07 October 2014

Two people were taken to hospital following a fire at a block of flats in Glasgow’s Southside last weekend.

Ten firefighters from Scottish Fire and Rescue Service used breathing apparatus to work inside the three storey building after flames spread from a bin cupboard to one of the flats.

“Operations Control at Johnstone provided fire survival guidance to occupiers who were trapped inside properties by thick smoke and helped direct search and rescue teams to their locations within the building,” said SFRS..

“Firefighters reached everyone inside and remained with them to provide reassurance as the flames were extinguished using two high pressure water jets.”

Once outside the building all residents received precautionary check-ups from ambulance service personnel.
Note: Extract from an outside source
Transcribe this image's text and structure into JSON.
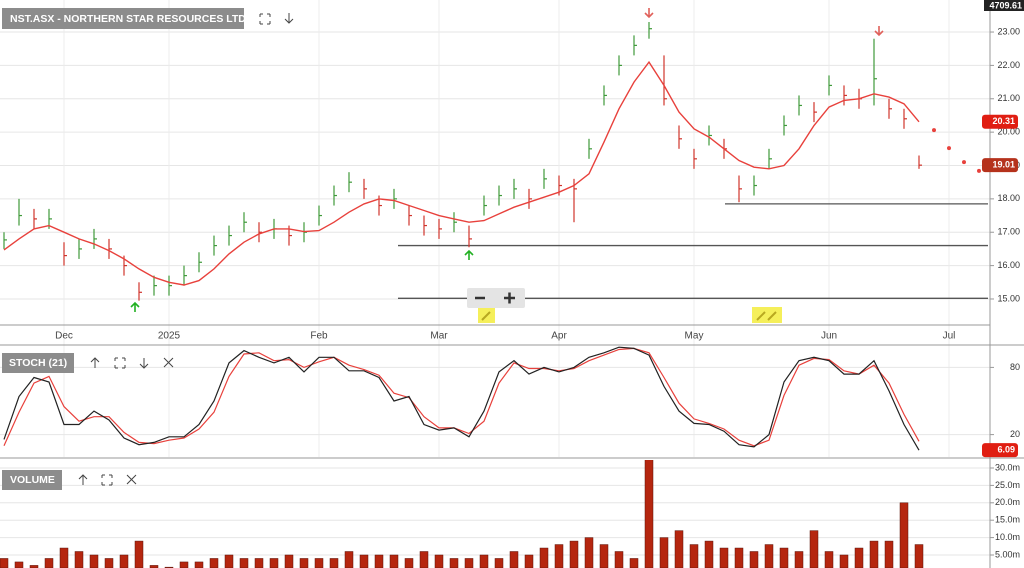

A man and woman who had underlying health issues were taken to the Victoria Infirmary for further assessment.

Group Manager Owen Hanratty, the senior officer at the scene, said: “Being unable to leave as smoke seeps into a property is an extremely frightening experience and clearly one that would cause significant distress.

“Our personnel at Operations Control remained on the phone with those inside the flats to provide vital advice as firefighters conducted a systematic search of the building.

“After extinguishing the flames our crews ventilated the building before leading all residents to safety.”

The SFRS resources sent to the scene included two appliances from Polmadie and Calton community fire stations as well as two aerial rescue pumps from Polmadie and Maryhill.

A specialist rope rescue team was also sent from East Kilbride, with its firefighters conducting cutting away operations on the outside of the building.

Group Manager Hanratty added: “Fires within closes are extremely serious and the toxic smoke they produce can enter properties some distance from the flames.

“Our message to everyone is to help reduce the risk by making sure communal areas, landings and stairwells are always kept clear of items that could be involved in a fire or that could impede people’s escape.

“If a fire does strike then early warning can be the difference between life and death, so please make sure your property is protected by working smoke alarms.”

In a bid to remove potential fire hazards, commercial buildings and non-domestic premises in Scotland are already forced to carry out a fire safety risk assessment under the Fire (Scotland) Act 2005, in conjunction with the Fire Safety (Scotland) Regulations 2006, if the assessment is thought to have been carried out to an insufficient extent, the enforcing authority has the power to prosecute the Dutyholder.